“When will we ever have a fair sun that will slay the darkness that envelops us all?”
BY THE time this article sees print, I shall be far away from the motherland, ironically on our National Day.
I won’t be able to watch the live telecast of the Senate debate on whether or not to proceed with the impeachment trial and all that hullabaloo.
The outcome of this “gripping” issue that has everyone but the “masa” out-opinionating each other, will impact on 2028, or so the ringleaders of both sides believe. Still, all the so-called frontrunners for the presidency three years hence give me little comfort about the future of the benighted land. For now, it makes me thankful that I am miles and miles away.
Yesterday, the son of a close friend and compadre got married in an idyllic setting in the Tuscan countryside, far from the madding crowd that is the Philippines.
The English author Thomas Hardy contrasted the idyll of rural life against the harsh realities of everyday life in his late 19th century novel titled “Far from the Madding Crowd.”
Another Thomas, this time surnamed Gray, wrote in his famous “Elegy Written in a Country Churchyard” about the “madding crowd’s ignoble strife” where people buried in the churchyard are free from the frenzy of dreadful existence.
Ours is a country caught in the frenzy of ignoble strife, on a Senate which is minded to thrash the impeachment complaint sent by the HoR without trying its object, and those who hope to entomb the object’s political future via a prolonged telenovela that would steal the light from whatever legislation the people need to ease the tribulations of daily life.
How government will repay the principal and interest on our humongous P16.8 trillion debt is more worrisome for this writer than whether a spare tire named Inday Sara remains a spare or not.
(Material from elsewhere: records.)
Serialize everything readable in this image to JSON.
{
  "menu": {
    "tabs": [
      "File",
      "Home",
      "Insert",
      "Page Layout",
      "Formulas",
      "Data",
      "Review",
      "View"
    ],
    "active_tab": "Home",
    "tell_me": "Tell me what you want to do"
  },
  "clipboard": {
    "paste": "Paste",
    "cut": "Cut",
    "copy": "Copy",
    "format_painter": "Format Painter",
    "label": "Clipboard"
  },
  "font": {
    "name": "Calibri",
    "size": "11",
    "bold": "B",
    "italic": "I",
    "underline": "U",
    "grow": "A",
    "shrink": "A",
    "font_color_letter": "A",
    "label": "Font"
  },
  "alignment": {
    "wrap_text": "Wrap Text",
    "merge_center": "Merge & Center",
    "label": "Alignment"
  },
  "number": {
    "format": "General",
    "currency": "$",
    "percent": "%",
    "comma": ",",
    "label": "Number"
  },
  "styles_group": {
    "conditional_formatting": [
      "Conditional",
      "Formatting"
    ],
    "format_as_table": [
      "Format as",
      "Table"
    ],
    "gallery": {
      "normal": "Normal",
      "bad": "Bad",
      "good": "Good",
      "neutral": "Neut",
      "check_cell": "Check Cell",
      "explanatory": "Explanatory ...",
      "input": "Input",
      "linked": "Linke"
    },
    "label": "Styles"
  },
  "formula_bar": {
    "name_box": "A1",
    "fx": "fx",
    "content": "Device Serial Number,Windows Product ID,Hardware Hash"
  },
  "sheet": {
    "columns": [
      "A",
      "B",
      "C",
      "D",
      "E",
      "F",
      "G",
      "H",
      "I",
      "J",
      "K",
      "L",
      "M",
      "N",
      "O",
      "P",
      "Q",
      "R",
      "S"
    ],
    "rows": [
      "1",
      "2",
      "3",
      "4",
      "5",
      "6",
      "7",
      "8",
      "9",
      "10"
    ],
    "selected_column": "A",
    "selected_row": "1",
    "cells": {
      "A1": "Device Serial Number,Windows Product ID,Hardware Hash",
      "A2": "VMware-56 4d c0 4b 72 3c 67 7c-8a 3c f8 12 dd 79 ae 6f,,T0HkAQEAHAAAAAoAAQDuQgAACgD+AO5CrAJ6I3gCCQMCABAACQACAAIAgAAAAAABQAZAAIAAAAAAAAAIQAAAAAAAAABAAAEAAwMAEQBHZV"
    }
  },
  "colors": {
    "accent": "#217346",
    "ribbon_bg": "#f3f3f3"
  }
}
For 2025, the debt service program will reach P2.05 trillion consisting of P1.2 trillion in principal and P848 billion in interest. Add to that almost a Ptrillion more in pork barrel entitlements for our greedy legislators, built into the NEP by “prior consultation” with the DBM and more added in congressional insertions plus the notorious bicam, and what little is left, one wonders with rage in the gut.
Riding in a van traversing the beautiful Tuscan countryside to our hotel in historic Siena, one of my travelling companions wondered if he should have bought an old house in Italy that was being offered for one euro, spent fifty thousand more to make it livable, and thereafter enjoyed “la dolce vita,” free from the perpetually maddening existence despite “LOVE the Philippines.”
We know someone who made billions in the past, now on the verge of shedding most of it, but has since taken a golden visa via sunny Malta on the shores of the Mediterranean. With a Maltese permanent residence, he can traipse throughout Europe, ski in Chamonix during the winter, even watch the northern lights in Scandinavia or Iceland.
But far from the madding crowd physically does not provide escape from the happenings in the motherland, or worries about the future of the “saling-lahi” in a land long and continually bereft of hope.
Charge that to the wonders of the internet, even if sometimes many of us seniors pine for the days when life in the Philippines was much simpler, where one could drive from Makati to Cubao in 15 minutes, dive or snorkel in the small islands off Nasugbu a few hours away, and even affordably board a flight from Manila to Mactan’s then quiet beaches, and though Baguio was six hours away, the smell of pines was scintillating, and Session Road was genteel.
So I have decided to spend my 10 days here trying as best as possible to shut off my laptop and free my cellphone from news about the homeland, even as yesterday and tomorrow will be “momentous” in our politics.
Part of our schedule is a pass-through of Verona, where Shakespeare wrote about the Montagues and the Capulets, similar to the House of Marcos and the House of Duterte, and unless crowds of tourists dismay us, perhaps pose for a picture in Juliet’s balcony where Romeo poetically asked: “Arise fair sun and kill the envious moon, who is already sick and pale with grief.”
When will we ever have a fair sun that will slay the darkness that envelops us all?
(Editor’s Note: Lito Banayao is out of the country. He will resume writing his column pieces on June 23, 2025.)